For me it only took a few sessions to work through what I needed to get my mental health back in shape. For some it takes longer, and it might be a lifetime battle (just like physical fitness is for some people), but now I have more tools in my arsenal to deal with my emotions if they ever start working against me. That’s the joy of CBT, it’s pragmatic and designed to help you recognise problems and work through them. But at the same time, I also now know where I can get help if and when I need it again.
Since I had therapy, I’ve actually become proud of the fact. It felt strange admitting it to people at first, but actually the love and respect I’ve had from the people I’ve told has been overwhelming, and I’ve now recommended it to other people who have bitten the bullet and are advocates as well. More men are going through therapy than ever before, and that’s a good thing. We’re talking. We’re addressing our mental health.
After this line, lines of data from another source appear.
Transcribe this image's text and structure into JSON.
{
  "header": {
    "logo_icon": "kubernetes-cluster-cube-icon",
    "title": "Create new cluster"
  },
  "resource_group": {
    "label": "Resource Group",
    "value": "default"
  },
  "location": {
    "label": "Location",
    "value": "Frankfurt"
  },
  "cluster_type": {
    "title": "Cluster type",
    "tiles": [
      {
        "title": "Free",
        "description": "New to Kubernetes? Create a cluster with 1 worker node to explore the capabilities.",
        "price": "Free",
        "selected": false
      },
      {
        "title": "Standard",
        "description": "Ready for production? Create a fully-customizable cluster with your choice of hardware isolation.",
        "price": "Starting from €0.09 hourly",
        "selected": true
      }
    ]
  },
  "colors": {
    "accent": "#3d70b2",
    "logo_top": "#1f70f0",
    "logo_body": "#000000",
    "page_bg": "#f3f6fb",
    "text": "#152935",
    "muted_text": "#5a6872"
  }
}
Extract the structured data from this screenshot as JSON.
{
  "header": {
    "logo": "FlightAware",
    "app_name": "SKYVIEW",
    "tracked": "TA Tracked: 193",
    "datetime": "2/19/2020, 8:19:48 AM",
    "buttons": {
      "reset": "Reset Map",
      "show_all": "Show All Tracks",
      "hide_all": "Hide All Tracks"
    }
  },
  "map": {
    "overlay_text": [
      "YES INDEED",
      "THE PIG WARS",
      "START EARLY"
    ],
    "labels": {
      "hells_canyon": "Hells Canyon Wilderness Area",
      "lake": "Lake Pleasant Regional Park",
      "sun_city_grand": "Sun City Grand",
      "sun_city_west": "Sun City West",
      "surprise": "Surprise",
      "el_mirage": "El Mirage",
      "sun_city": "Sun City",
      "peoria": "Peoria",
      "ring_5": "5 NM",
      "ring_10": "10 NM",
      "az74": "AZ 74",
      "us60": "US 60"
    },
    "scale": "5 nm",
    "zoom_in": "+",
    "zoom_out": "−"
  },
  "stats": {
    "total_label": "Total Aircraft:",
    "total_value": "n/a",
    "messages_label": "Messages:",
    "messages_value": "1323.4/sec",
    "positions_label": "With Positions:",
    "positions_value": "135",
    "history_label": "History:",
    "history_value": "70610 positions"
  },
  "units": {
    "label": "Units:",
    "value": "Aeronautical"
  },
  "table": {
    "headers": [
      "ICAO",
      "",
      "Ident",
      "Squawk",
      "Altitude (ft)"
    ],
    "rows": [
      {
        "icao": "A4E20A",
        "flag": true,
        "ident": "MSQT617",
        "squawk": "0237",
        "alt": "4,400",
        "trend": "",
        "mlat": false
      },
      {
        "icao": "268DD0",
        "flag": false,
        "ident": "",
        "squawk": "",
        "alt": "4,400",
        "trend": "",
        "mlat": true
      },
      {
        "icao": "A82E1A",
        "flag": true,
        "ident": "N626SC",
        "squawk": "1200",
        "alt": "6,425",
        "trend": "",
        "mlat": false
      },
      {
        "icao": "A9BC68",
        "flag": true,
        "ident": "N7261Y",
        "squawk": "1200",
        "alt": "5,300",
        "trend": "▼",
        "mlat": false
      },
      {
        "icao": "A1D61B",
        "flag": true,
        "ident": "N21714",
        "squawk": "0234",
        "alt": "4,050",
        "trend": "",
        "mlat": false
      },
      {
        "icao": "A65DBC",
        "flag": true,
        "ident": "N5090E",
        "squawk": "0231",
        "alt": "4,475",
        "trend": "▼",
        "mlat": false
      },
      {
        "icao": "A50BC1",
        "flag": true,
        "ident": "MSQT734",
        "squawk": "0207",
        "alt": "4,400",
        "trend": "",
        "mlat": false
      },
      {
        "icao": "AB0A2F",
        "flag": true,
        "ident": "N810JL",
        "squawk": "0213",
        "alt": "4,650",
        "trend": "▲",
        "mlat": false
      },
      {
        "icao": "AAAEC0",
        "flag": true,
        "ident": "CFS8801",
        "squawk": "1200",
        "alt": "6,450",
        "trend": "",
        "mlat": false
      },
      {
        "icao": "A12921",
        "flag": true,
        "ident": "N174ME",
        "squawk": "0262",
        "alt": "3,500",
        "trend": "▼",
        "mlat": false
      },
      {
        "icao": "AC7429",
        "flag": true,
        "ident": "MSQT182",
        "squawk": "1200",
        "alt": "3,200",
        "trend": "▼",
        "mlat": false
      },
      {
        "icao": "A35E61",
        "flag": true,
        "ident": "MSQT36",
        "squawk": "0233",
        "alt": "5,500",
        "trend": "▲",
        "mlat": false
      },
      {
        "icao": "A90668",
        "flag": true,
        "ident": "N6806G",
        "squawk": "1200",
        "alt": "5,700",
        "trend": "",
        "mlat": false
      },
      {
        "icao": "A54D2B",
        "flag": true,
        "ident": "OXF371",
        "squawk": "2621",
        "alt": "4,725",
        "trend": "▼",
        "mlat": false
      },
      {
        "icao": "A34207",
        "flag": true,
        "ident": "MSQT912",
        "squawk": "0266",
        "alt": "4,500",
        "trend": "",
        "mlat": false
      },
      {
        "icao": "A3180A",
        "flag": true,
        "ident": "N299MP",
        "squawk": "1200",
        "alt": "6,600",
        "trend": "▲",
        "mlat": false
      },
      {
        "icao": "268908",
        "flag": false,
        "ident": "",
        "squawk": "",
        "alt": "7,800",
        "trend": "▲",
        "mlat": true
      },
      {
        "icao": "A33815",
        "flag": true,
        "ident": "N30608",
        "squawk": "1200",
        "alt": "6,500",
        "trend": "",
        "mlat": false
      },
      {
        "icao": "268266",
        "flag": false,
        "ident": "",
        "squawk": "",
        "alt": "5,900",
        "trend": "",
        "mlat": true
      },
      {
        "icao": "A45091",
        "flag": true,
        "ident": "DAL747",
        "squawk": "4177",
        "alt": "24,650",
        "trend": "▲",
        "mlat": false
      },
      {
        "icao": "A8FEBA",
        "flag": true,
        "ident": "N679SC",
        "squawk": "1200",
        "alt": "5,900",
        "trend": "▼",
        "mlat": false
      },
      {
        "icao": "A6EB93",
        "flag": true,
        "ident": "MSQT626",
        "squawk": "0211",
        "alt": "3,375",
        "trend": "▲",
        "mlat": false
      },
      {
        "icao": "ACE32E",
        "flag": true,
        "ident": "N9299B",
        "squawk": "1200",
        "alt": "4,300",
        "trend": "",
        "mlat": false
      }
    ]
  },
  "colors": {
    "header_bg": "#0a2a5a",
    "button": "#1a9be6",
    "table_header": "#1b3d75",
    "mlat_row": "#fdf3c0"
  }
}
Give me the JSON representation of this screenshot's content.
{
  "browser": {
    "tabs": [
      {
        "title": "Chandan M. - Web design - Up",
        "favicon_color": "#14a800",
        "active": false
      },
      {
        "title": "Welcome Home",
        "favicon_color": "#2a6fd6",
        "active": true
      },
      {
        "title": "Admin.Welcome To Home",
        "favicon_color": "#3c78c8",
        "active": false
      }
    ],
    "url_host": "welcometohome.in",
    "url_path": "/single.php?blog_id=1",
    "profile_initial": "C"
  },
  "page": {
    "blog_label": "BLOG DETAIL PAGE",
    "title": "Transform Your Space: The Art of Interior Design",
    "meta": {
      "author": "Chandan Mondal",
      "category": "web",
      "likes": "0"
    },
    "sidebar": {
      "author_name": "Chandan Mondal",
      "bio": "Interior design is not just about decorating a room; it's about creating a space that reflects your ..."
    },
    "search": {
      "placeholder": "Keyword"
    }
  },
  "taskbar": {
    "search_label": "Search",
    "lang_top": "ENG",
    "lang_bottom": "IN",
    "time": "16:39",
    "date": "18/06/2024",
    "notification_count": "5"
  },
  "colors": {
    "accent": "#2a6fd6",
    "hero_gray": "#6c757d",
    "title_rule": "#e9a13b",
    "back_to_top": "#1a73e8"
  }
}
And the more we do that, the more we’ll stop men suffering, or stop families falling apart or stop male suicides. And that’s a very good thing.
Whilst you might not experience any mental health issues yourself, and I really hope that is the case, you may know someone who does, and that’s why I think every dad should know about International Fathers Mental Health Day.
You can listen to Jonathan’s birth experience in episode four of Poddy Training, and we have plans to discuss his long-term mental health and his experiences of therapy in future episodes. You can also get more information about International Fathers Mental Health Day, and Mark’s amazing work, at https://www.reachingoutpmh.co.uk/ and use the hashtag #HowAreYouDad to find useful and insightful resources on social media.
If you think you may be suffering from paternal postpartum depression you should seek professional help as soon as possible. There are some great resources online and details of helplines are featured on the NHS website, which is a great place for all sorts of advice and guidance.